Jan 12, 2023 - Business

Ross, Ilitches ask for $800M in public financing for District Detroit

Representatives from Olympia and Related Companies asked for approval from the Downtown Development Authority for more than $50 million in tax incentives.

Representatives from Olympia and Related Companies asked for approval yesterday from the Downtown Development Authority for more than $50 million in tax incentives for the planned District Detroit. Photo: Samuel Robinson/Axios

The Ilitch family and Stephen Ross are asking for $800 million in public incentives to develop and renovate 10 downtown buildings for apartments, hotels, offices and retail space.

Here are the tax breaks and other public financing requests the Ilitches and Ross are making for their $1.5 billion District Detroit proposal, revealed in a community meeting Tuesday night, which require various approvals to move forward:

🏗 $133 million in city tax breaks: $96 million in commercial incentives that freeze local property taxes for up to 10 years when a building is being rehabbed or built for commercial uses. Plus, a $37 million discount on improvements to housing over 15 years.

♻️ $616 million in brownfield tax breaks: Ross's Related Cos. and the Ilitches's Olympia Development want to utilize the state "transformational brownfield" tax break program that started in 2017 for major real estate projects on sites requiring environmental cleanup.
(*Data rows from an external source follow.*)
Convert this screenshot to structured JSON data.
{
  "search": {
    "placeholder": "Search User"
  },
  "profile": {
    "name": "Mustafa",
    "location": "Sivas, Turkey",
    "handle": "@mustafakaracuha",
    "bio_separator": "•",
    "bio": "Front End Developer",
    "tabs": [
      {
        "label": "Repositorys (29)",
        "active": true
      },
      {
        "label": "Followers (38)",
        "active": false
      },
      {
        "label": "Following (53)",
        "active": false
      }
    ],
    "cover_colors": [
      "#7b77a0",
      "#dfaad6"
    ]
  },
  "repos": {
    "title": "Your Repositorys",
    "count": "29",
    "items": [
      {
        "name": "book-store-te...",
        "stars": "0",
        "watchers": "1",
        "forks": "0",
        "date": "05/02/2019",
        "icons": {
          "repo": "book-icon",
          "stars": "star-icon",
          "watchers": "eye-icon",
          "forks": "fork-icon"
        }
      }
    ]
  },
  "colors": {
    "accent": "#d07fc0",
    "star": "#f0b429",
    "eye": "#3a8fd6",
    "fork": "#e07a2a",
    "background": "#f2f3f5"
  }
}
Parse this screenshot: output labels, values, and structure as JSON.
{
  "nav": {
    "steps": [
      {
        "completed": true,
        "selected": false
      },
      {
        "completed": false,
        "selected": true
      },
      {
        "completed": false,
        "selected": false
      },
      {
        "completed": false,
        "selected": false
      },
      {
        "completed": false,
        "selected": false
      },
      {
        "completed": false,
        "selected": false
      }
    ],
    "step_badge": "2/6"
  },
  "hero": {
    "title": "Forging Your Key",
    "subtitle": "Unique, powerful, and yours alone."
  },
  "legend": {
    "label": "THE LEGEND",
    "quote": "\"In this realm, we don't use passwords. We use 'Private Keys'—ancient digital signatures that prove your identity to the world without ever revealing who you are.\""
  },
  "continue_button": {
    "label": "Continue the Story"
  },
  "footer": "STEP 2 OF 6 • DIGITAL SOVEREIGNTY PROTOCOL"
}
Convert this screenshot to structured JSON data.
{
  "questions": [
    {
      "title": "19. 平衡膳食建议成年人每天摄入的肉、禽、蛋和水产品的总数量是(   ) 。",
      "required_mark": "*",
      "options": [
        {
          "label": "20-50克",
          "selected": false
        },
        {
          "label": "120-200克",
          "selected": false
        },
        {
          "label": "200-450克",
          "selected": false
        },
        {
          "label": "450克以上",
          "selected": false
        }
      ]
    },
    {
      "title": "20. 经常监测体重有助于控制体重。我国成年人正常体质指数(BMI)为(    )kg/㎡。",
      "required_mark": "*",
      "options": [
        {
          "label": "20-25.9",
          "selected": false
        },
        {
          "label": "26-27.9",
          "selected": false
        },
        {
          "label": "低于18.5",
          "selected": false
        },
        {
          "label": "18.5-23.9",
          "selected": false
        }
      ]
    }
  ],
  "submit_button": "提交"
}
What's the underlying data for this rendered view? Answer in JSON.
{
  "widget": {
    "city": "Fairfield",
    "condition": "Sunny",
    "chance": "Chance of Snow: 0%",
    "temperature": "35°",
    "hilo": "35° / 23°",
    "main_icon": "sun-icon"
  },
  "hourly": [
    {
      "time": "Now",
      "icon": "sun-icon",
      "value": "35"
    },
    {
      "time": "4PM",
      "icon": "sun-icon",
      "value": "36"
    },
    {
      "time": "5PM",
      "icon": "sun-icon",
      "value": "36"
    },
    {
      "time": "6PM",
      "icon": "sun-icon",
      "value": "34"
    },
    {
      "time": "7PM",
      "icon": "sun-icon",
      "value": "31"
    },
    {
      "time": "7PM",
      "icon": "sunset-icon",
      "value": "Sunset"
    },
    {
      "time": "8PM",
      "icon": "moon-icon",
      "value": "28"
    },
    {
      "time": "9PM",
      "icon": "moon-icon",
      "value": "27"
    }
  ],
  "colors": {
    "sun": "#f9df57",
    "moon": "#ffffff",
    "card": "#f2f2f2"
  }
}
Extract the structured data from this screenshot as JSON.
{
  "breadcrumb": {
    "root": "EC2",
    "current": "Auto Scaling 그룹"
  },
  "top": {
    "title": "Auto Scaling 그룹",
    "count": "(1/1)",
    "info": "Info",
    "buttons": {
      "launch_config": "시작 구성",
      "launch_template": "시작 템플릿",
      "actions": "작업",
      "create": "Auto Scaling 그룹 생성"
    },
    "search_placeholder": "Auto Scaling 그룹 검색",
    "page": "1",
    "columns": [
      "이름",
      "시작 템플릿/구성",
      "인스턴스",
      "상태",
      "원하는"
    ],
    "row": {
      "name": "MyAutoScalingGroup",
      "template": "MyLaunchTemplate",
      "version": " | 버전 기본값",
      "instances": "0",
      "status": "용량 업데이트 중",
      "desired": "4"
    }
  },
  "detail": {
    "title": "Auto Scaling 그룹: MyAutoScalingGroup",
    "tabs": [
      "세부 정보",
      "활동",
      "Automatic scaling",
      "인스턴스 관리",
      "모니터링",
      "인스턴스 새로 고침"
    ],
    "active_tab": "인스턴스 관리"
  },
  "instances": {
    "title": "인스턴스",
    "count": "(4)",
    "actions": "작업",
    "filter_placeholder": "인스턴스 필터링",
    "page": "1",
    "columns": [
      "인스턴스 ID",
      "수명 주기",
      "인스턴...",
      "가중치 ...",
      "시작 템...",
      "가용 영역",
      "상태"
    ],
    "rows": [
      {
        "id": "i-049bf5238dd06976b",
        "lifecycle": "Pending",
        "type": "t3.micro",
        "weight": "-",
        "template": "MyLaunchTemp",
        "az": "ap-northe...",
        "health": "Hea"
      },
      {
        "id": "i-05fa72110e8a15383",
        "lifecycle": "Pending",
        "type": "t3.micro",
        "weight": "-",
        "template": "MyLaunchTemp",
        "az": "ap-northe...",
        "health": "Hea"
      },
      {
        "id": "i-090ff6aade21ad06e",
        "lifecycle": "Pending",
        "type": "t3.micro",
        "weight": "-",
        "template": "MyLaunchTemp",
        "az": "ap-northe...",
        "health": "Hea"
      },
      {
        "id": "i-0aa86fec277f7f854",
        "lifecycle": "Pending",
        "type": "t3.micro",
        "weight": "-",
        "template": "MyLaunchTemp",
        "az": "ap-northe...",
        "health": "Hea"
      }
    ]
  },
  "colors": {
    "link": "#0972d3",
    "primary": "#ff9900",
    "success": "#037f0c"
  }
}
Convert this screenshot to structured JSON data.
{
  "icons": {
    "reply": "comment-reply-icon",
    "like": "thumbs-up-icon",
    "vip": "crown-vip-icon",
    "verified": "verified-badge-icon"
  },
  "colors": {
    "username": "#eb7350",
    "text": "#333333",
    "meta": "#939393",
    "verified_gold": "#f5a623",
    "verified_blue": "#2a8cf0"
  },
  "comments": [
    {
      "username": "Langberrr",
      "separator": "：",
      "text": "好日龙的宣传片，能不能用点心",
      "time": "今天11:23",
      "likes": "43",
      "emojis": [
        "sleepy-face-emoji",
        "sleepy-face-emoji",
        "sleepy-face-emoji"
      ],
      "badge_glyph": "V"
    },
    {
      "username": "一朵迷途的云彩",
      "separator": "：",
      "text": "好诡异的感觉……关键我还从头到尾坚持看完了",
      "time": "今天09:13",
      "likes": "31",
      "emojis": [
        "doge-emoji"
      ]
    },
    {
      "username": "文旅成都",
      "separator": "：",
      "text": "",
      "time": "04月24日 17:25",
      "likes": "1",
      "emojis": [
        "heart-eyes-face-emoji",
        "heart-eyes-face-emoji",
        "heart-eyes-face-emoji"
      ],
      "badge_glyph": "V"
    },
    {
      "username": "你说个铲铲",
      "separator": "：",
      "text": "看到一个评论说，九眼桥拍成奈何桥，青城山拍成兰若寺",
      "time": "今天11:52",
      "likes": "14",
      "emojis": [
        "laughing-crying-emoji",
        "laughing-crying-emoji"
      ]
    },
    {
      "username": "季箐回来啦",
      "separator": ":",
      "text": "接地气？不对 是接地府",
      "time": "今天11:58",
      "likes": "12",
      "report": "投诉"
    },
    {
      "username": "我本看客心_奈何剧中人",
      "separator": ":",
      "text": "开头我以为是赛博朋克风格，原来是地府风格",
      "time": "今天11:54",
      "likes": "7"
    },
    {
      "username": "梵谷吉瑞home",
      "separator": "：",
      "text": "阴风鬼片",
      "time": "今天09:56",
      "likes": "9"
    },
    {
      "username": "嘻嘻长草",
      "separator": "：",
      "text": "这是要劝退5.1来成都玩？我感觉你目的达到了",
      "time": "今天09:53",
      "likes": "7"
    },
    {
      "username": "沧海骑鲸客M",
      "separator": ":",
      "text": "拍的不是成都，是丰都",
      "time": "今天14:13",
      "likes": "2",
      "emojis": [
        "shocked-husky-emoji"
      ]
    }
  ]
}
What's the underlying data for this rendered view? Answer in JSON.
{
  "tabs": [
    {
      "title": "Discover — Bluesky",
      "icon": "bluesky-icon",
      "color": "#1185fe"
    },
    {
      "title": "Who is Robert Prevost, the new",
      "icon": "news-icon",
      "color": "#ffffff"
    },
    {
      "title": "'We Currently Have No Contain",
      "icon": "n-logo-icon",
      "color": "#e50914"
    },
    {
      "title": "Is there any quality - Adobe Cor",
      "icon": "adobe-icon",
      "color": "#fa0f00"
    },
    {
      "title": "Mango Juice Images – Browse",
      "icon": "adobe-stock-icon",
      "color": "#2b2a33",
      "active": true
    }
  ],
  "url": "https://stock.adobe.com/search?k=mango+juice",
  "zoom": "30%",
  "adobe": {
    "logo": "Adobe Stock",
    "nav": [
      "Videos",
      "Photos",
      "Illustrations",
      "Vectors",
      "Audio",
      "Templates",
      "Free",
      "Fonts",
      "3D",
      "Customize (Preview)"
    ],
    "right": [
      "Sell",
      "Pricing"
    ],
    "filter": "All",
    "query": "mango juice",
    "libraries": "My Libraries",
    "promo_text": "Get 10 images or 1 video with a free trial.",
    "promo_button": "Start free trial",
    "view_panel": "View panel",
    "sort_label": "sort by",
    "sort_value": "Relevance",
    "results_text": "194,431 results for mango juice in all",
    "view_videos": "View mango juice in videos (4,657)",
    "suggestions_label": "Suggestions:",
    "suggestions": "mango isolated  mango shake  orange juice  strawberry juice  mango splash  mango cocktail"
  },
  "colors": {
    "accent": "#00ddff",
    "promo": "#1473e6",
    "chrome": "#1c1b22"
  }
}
They would get reimbursements over 35 years for certain taxes including income, sales and property.

  • Dan Gilbert is by far the biggest recipient of transformational brownfield incentives so far, according to Crain's Detroit, getting $618 million for projects totalling more than $2 billion.

🏡 $49 million in other public financing: The Downtown Development Authority voted yesterday to give the District Detroit $23.7 million in loans for affordable housing, plus $25 million in reimbursements for the cost of public infrastructure improvements.

  • Developers say the project will create 865 units of housing, with about 150 rented for around $840.

What they're saying: "It's a relatively good step in the right direction if the incentives are for providing deeper affordability for housing," says Francis Grunow, a New Center resident who served on the neighborhood advisory council during the district's first planning phase from 2014-19.

  • Grunow says the question now is to what degree can the community push to make these projects worthy of our public investment. "What could even resolve as part of the discussions and negotiations between the NAC and developers is a question to me."

Of note: Because the District Detroit is in the Downtown Development Authority district, its property tax discounts don't affect the city's regular coffers — its general fund. But the money is still public.

  • The developers and the Detroit Economic Growth Corp. argue that the projects, touted as generating $751 million in new city tax revenues and $1 billion for the state, wouldn't happen without incentives.
  • "Without these incentives, the projects would not have enough cash left over every month in order for the bank to give them a loan for that mortgage," Nevan Shokar of the DEGC said at the Tuesday night meeting.